For all his wildness the kid’s a lot of fun. As soon as February ended he was excited about March. He danced into the room with a jig and wanted to know if we could speak “Scottlish” all month. He asked questions about St. Patrick, whether we would learn about him. Of course we would, I told him. And leprechauns, and post of gold, too? No, we don’t talk much about those things.


We learn about St. Patrick himself. He is a good saint with which to acquaint children—not so much as a model and an example, but for his writings. Patrick’s Letter to the Soldiers of Coroticus, The Lorica (or Breastplate), and his Confession are excellent study resources for children to learn how others have confessed their Christian faith. While Patrick is not necessarily an easy read, he is worth the effort. For the well-catechized child, his words are not only familiar; they prove also to contain the true treasure for which his day is remembered. It is not with gold and silver that Christ rescues us in and from this world, but with his holy precious Body and Blood.


Good resources for teaching St.

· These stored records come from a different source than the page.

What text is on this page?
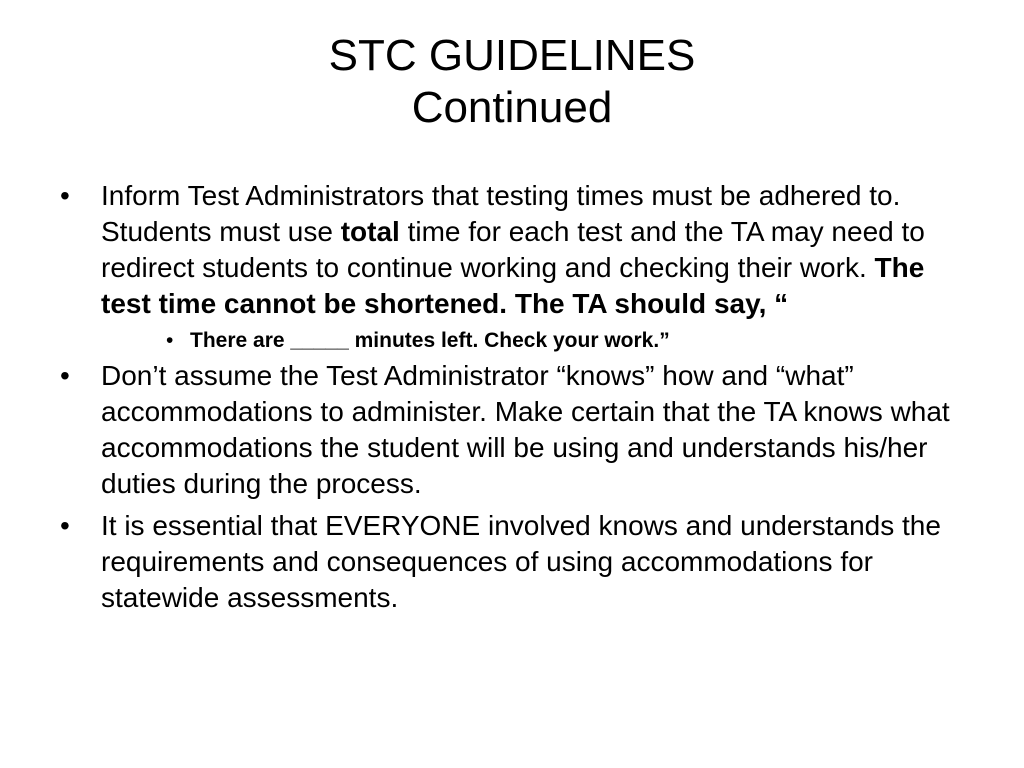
STC GUIDELINES
Continued
• Inform Test Administrators that testing times must be adhered to. Students must use total time for each test and the TA may need to redirect students to continue working and checking their work. The test time cannot be shortened. The TA should say, “
• There are _____ minutes left. Check your work.”
• Don’t assume the Test Administrator “knows” how and “what” accommodations to administer. Make certain that the TA knows what accommodations the student will be using and understands his/her duties during the process.
• It is essential that EVERYONE involved knows and understands the requirements and consequences of using accommodations for statewide assessments.
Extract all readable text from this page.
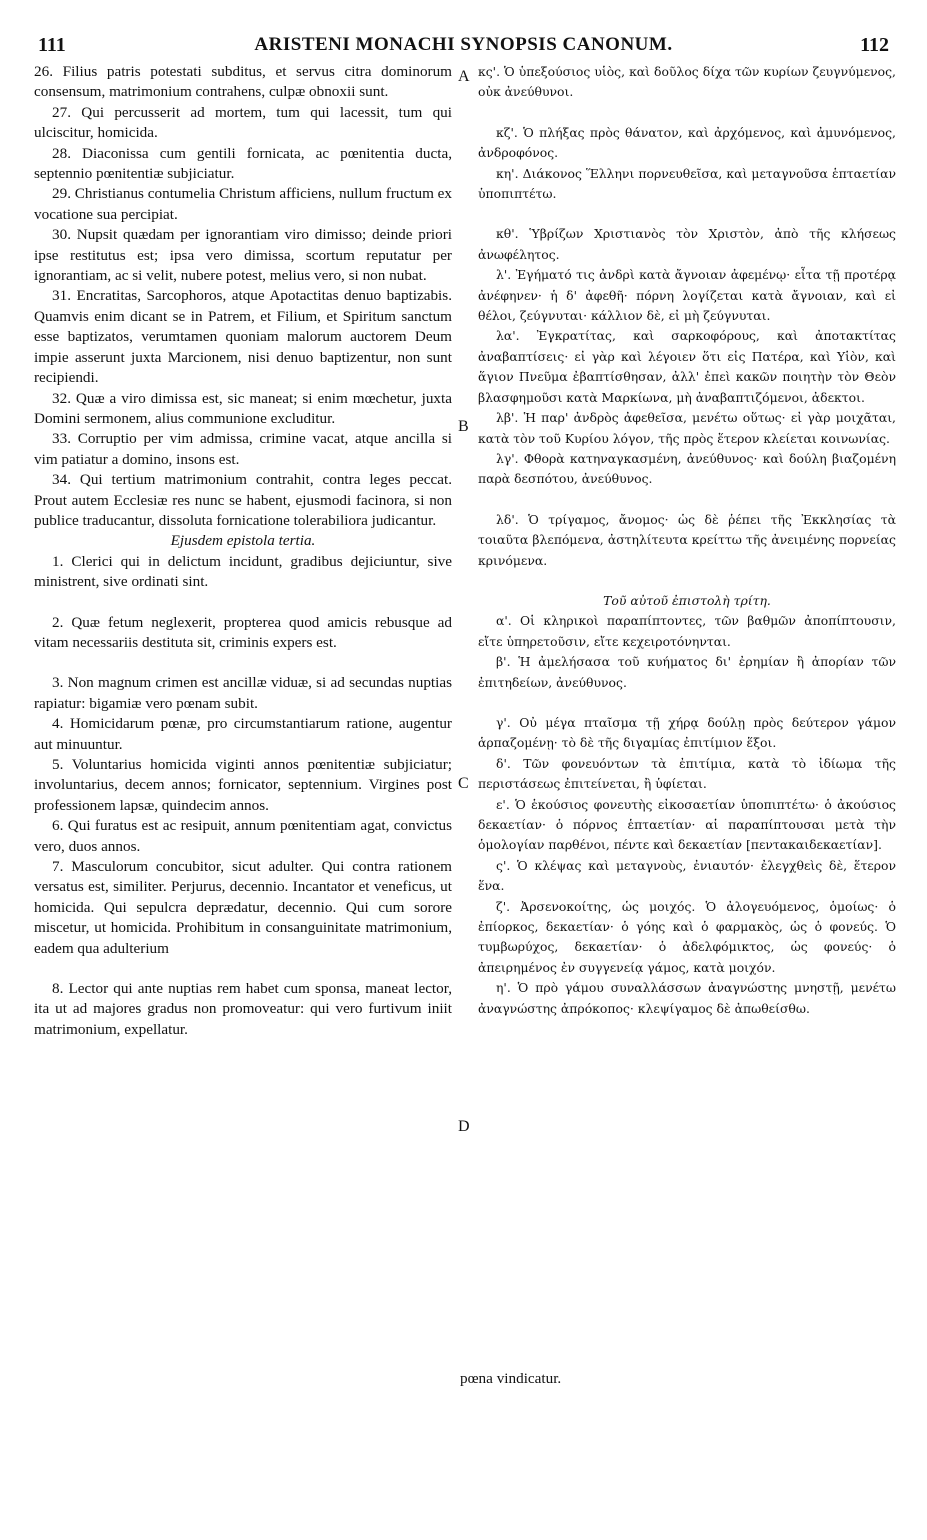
111	ARISTENI MONACHI SYNOPSIS CANONUM.	112

26. Filius patris potestati subditus, et servus citra dominorum consensum, matrimonium contrahens, culpæ obnoxii sunt.

27. Qui percusserit ad mortem, tum qui lacessit, tum qui ulciscitur, homicida.

28. Diaconissa cum gentili fornicata, ac pœnitentia ducta, septennio pœnitentiæ subjiciatur.

29. Christianus contumelia Christum afficiens, nullum fructum ex vocatione sua percipiat.

30. Nupsit quædam per ignorantiam viro dimisso; deinde priori ipse restitutus est; ipsa vero dimissa, scortum reputatur per ignorantiam, ac si velit, nubere potest, melius vero, si non nubat.

31. Encratitas, Sarcophoros, atque Apotactitas denuo baptizabis. Quamvis enim dicant se in Patrem, et Filium, et Spiritum sanctum esse baptizatos, verumtamen quoniam malorum auctorem Deum impie asserunt juxta Marcionem, nisi denuo baptizentur, non sunt recipiendi.

32. Quæ a viro dimissa est, sic maneat; si enim mœchetur, juxta Domini sermonem, alius communione excluditur.

33. Corruptio per vim admissa, crimine vacat, atque ancilla si vim patiatur a domino, insons est.

34. Qui tertium matrimonium contrahit, contra leges peccat. Prout autem Ecclesiæ res nunc se habent, ejusmodi facinora, si non publice traducantur, dissoluta fornicatione tolerabiliora judicantur.

Ejusdem epistola tertia.

1. Clerici qui in delictum incidunt, gradibus dejiciuntur, sive ministrent, sive ordinati sint.

2. Quæ fetum neglexerit, propterea quod amicis rebusque ad vitam necessariis destituta sit, criminis expers est.

3. Non magnum crimen est ancillæ viduæ, si ad secundas nuptias rapiatur: bigamiæ vero pœnam subit.

4. Homicidarum pœnæ, pro circumstantiarum ratione, augentur aut minuuntur.

5. Voluntarius homicida viginti annos pœnitentiæ subjiciatur; involuntarius, decem annos; fornicator, septennium. Virgines post professionem lapsæ, quindecim annos.

6. Qui furatus est ac resipuit, annum pœnitentiam agat, convictus vero, duos annos.

7. Masculorum concubitor, sicut adulter. Qui contra rationem versatus est, similiter. Perjurus, decennio. Incantator et veneficus, ut homicida. Qui sepulcra deprædatur, decennio. Qui cum sorore miscetur, ut homicida. Prohibitum in consanguinitate matrimonium, eadem qua adulterium

8. Lector qui ante nuptias rem habet cum sponsa, maneat lector, ita ut ad majores gradus non promoveatur: qui vero furtivum iniit matrimonium, expellatur.

κς'. Ὁ ὑπεξούσιος υἱὸς, καὶ δοῦλος δίχα τῶν κυρίων ζευγνύμενος, οὐκ ἀνεύθυνοι.

κζ'. Ὁ πλήξας πρὸς θάνατον, καὶ ἀρχόμενος, καὶ ἀμυνόμενος, ἀνδροφόνος.

κη'. Διάκονος Ἕλληνι πορνευθεῖσα, καὶ μεταγνοῦσα ἑπταετίαν ὑποπιπτέτω.

κθ'. Ὑβρίζων Χριστιανὸς τὸν Χριστὸν, ἀπὸ τῆς κλήσεως ἀνωφέλητος.

λ'. Ἐγήματό τις ἀνδρὶ κατὰ ἄγνοιαν ἀφεμένῳ· εἶτα τῇ προτέρᾳ ἀνέφηνεν· ἡ δ' ἀφεθῆ· πόρνη λογίζεται κατὰ ἄγνοιαν, καὶ εἰ θέλοι, ζεύγνυται· κάλλιον δὲ, εἰ μὴ ζεύγνυται.

λα'. Ἐγκρατίτας, καὶ σαρκοφόρους, καὶ ἀποτακτίτας ἀναβαπτίσεις· εἰ γὰρ καὶ λέγοιεν ὅτι εἰς Πατέρα, καὶ Υἱὸν, καὶ ἅγιον Πνεῦμα ἐβαπτίσθησαν, ἀλλ' ἐπεὶ κακῶν ποιητὴν τὸν Θεὸν βλασφημοῦσι κατὰ Μαρκίωνα, μὴ ἀναβαπτιζόμενοι, ἀδεκτοι.

λβ'. Ἡ παρ' ἀνδρὸς ἀφεθεῖσα, μενέτω οὕτως· εἰ γὰρ μοιχᾶται, κατὰ τὸν τοῦ Κυρίου λόγον, τῆς πρὸς ἕτερον κλείεται κοινωνίας.

λγ'. Φθορὰ κατηναγκασμένη, ἀνεύθυνος· καὶ δούλη βιαζομένη παρὰ δεσπότου, ἀνεύθυνος.

λδ'. Ὁ τρίγαμος, ἄνομος· ὡς δὲ ῥέπει τῆς Ἐκκλησίας τὰ τοιαῦτα βλεπόμενα, ἀστηλίτευτα κρείττω τῆς ἀνειμένης πορνείας κρινόμενα.

Τοῦ αὐτοῦ ἐπιστολὴ τρίτη.

α'. Οἱ κληρικοὶ παραπίπτοντες, τῶν βαθμῶν ἀποπίπτουσιν, εἴτε ὑπηρετοῦσιν, εἴτε κεχειροτόνηνται.

β'. Ἡ ἀμελήσασα τοῦ κυήματος δι' ἐρημίαν ἢ ἀπορίαν τῶν ἐπιτηδείων, ἀνεύθυνος.

γ'. Οὐ μέγα πταῖσμα τῇ χήρᾳ δούλῃ πρὸς δεύτερον γάμον ἁρπαζομένῃ· τὸ δὲ τῆς διγαμίας ἐπιτίμιον ἕξοι.

δ'. Τῶν φονευόντων τὰ ἐπιτίμια, κατὰ τὸ ἰδίωμα τῆς περιστάσεως ἐπιτείνεται, ἢ ὑφίεται.

ε'. Ὁ ἑκούσιος φονευτὴς εἰκοσαετίαν ὑποπιπτέτω· ὁ ἀκούσιος δεκαετίαν· ὁ πόρνος ἑπταετίαν· αἱ παραπίπτουσαι μετὰ τὴν ὁμολογίαν παρθένοι, πέντε καὶ δεκαετίαν [πεντακαιδεκαετίαν].

ς'. Ὁ κλέψας καὶ μεταγνοὺς, ἐνιαυτόν· ἐλεγχθεὶς δὲ, ἕτερον ἕνα.

ζ'. Ἀρσενοκοίτης, ὡς μοιχός. Ὁ ἀλογευόμενος, ὁμοίως· ὁ ἐπίορκος, δεκαετίαν· ὁ γόης καὶ ὁ φαρμακὸς, ὡς ὁ φονεύς. Ὁ τυμβωρύχος, δεκαετίαν· ὁ ἀδελφόμικτος, ὡς φονεύς· ὁ ἀπειρημένος ἐν συγγενείᾳ γάμος, κατὰ μοιχόν.

η'. Ὁ πρὸ γάμου συναλλάσσων ἀναγνώστης μνηστῇ, μενέτω ἀναγνώστης ἀπρόκοπος· κλεψίγαμος δὲ ἀπωθείσθω.

pœna vindicatur.
A
B
C
D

Patrick are Fr. Tommy Lane and Love to Learn Place. Fr. Lane has a short homily that includes biographical details. Love to Learn is a homeschooling resource I recently discovered and will be utilizing in the future. On that link are Patrick’s Letter to the Soldiers of Coroticus, The Lorica (or Breastplate), and his Confession along with study guides. Each is available in .pdf file. All look to be excellent for both at home or in classroom study.